Results of the 1898 Reichstag election
| Candidate | Votes received |  |
| First round | Second round |
| Alfred von Waldersee (German Conservative Party) | 5,557 | 6,456 |
| Jonas Smalakys | 3,504 | 7,818 |
| Heinrich Ancker (Free-minded People's Party) | 3,226 |  |
| Otto Braun (Social Democratic Party) | 3,015 |  |
| Total | 15,302 | 14,274 |

In the Reichstag, Smalakys listed himself as a Lithuanian and defended the rights of Prussian Lithuanians.
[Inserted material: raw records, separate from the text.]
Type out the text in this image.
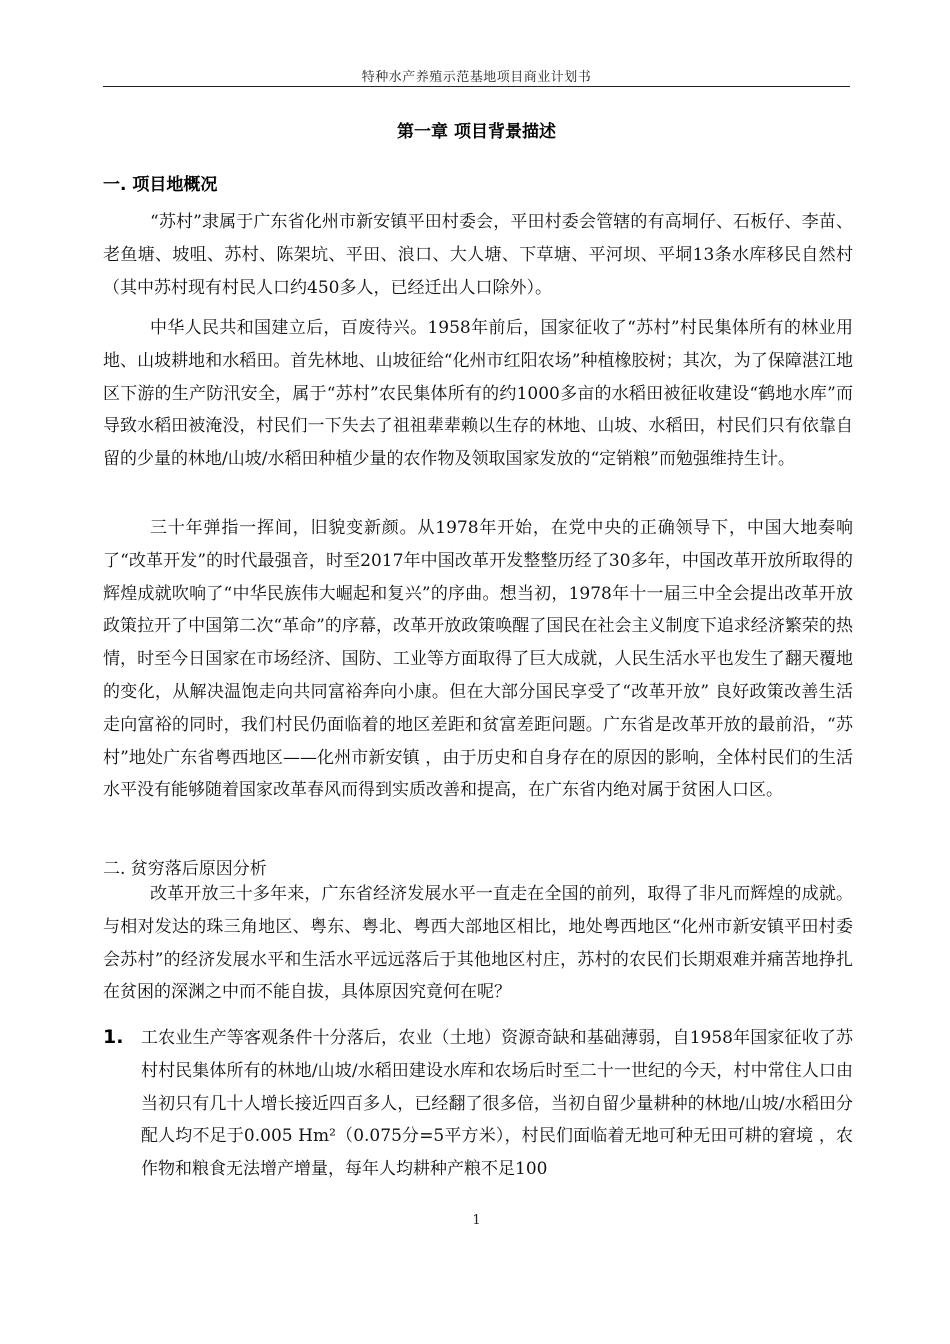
特种水产养殖示范基地项目商业计划书
第一章 项目背景描述
一. 项目地概况

“苏村”隶属于广东省化州市新安镇平田村委会，平田村委会管辖的有高垌仔、石板仔、李苗、老鱼塘、坡咀、苏村、陈架坑、平田、浪口、大人塘、下草塘、平河坝、平垌13条水库移民自然村（其中苏村现有村民人口约450多人，已经迁出人口除外）。

中华人民共和国建立后，百废待兴。1958年前后，国家征收了“苏村”村民集体所有的林业用地、山坡耕地和水稻田。首先林地、山坡征给“化州市红阳农场”种植橡胶树；其次，为了保障湛江地区下游的生产防汛安全，属于“苏村”农民集体所有的约1000多亩的水稻田被征收建设“鹤地水库”而导致水稻田被淹没，村民们一下失去了祖祖辈辈赖以生存的林地、山坡、水稻田，村民们只有依靠自留的少量的林地/山坡/水稻田种植少量的农作物及领取国家发放的“定销粮”而勉强维持生计。

三十年弹指一挥间，旧貌变新颜。从1978年开始，在党中央的正确领导下，中国大地奏响了“改革开发”的时代最强音，时至2017年中国改革开发整整历经了30多年，中国改革开放所取得的辉煌成就吹响了“中华民族伟大崛起和复兴”的序曲。想当初，1978年十一届三中全会提出改革开放政策拉开了中国第二次“革命”的序幕，改革开放政策唤醒了国民在社会主义制度下追求经济繁荣的热情，时至今日国家在市场经济、国防、工业等方面取得了巨大成就，人民生活水平也发生了翻天覆地的变化，从解决温饱走向共同富裕奔向小康。但在大部分国民享受了“改革开放” 良好政策改善生活走向富裕的同时，我们村民仍面临着的地区差距和贫富差距问题。广东省是改革开放的最前沿，“苏村”地处广东省粤西地区——化州市新安镇 ，由于历史和自身存在的原因的影响，全体村民们的生活水平没有能够随着国家改革春风而得到实质改善和提高，在广东省内绝对属于贫困人口区。

二. 贫穷落后原因分析

改革开放三十多年来，广东省经济发展水平一直走在全国的前列，取得了非凡而辉煌的成就。与相对发达的珠三角地区、粤东、粤北、粤西大部地区相比，地处粤西地区“化州市新安镇平田村委会苏村”的经济发展水平和生活水平远远落后于其他地区村庄，苏村的农民们长期艰难并痛苦地挣扎在贫困的深渊之中而不能自拔，具体原因究竟何在呢？

1. 工农业生产等客观条件十分落后，农业（土地）资源奇缺和基础薄弱，自1958年国家征收了苏村村民集体所有的林地/山坡/水稻田建设水库和农场后时至二十一世纪的今天，村中常住人口由当初只有几十人增长接近四百多人，已经翻了很多倍，当初自留少量耕种的林地/山坡/水稻田分配人均不足于0.005 Hm²（0.075分=5平方米），村民们面临着无地可种无田可耕的窘境 ，农作物和粮食无法增产增量，每年人均耕种产粮不足100

1
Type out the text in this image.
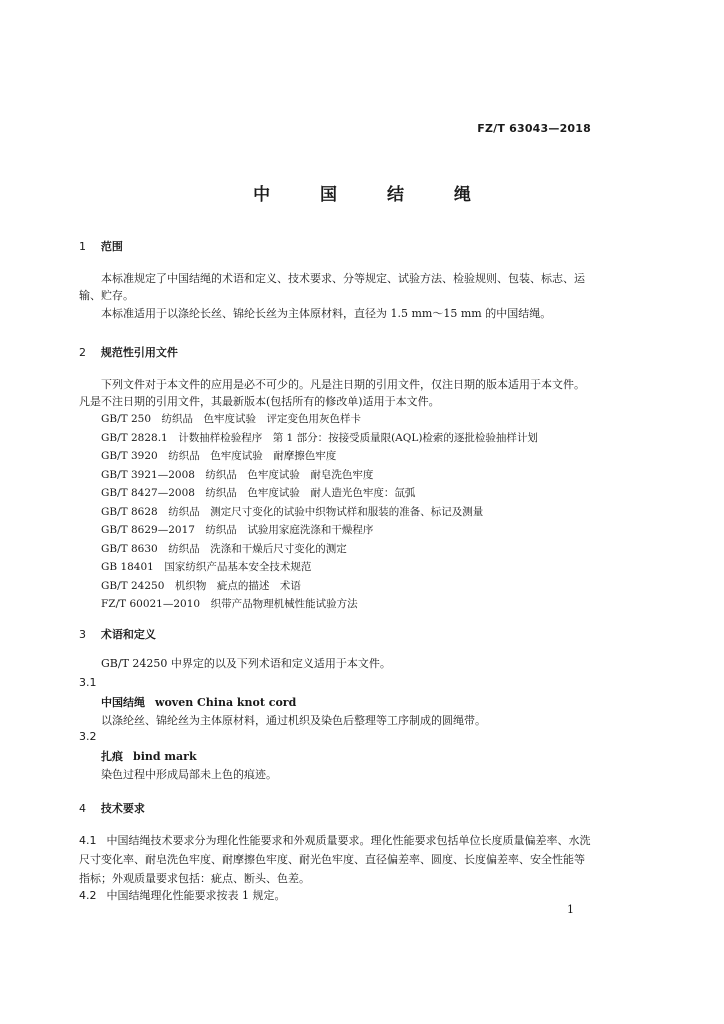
FZ/T 63043—2018
中 国 结 绳
1 范围
本标准规定了中国结绳的术语和定义、技术要求、分等规定、试验方法、检验规则、包装、标志、运输、贮存。
本标准适用于以涤纶长丝、锦纶长丝为主体原材料，直径为 1.5 mm～15 mm 的中国结绳。
2 规范性引用文件
下列文件对于本文件的应用是必不可少的。凡是注日期的引用文件，仅注日期的版本适用于本文件。凡是不注日期的引用文件，其最新版本(包括所有的修改单)适用于本文件。
GB/T 250　纺织品　色牢度试验　评定变色用灰色样卡
GB/T 2828.1　计数抽样检验程序　第 1 部分：按接受质量限(AQL)检索的逐批检验抽样计划
GB/T 3920　纺织品　色牢度试验　耐摩擦色牢度
GB/T 3921—2008　纺织品　色牢度试验　耐皂洗色牢度
GB/T 8427—2008　纺织品　色牢度试验　耐人造光色牢度：氙弧
GB/T 8628　纺织品　测定尺寸变化的试验中织物试样和服装的准备、标记及测量
GB/T 8629—2017　纺织品　试验用家庭洗涤和干燥程序
GB/T 8630　纺织品　洗涤和干燥后尺寸变化的测定
GB 18401　国家纺织产品基本安全技术规范
GB/T 24250　机织物　疵点的描述　术语
FZ/T 60021—2010　织带产品物理机械性能试验方法
3 术语和定义
GB/T 24250 中界定的以及下列术语和定义适用于本文件。
3.1
中国结绳 woven China knot cord
以涤纶丝、锦纶丝为主体原材料，通过机织及染色后整理等工序制成的圆绳带。
3.2
扎痕 bind mark
染色过程中形成局部未上色的痕迹。
4 技术要求
4.1 中国结绳技术要求分为理化性能要求和外观质量要求。理化性能要求包括单位长度质量偏差率、水洗尺寸变化率、耐皂洗色牢度、耐摩擦色牢度、耐光色牢度、直径偏差率、圆度、长度偏差率、安全性能等指标；外观质量要求包括：疵点、断头、色差。
4.2 中国结绳理化性能要求按表 1 规定。
1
However, politically, he was conservative and supported the German Empire. In a March 1899 speech to the Reichstag, he offered "every coin and the last drop of blood" for the benefit of the German Imperial Army. After his death in May 1901, a by-election was held in July and another Prussian Lithuanian Friedrich Martin Mattschull, a member of the German Conservative Party, was elected in his place.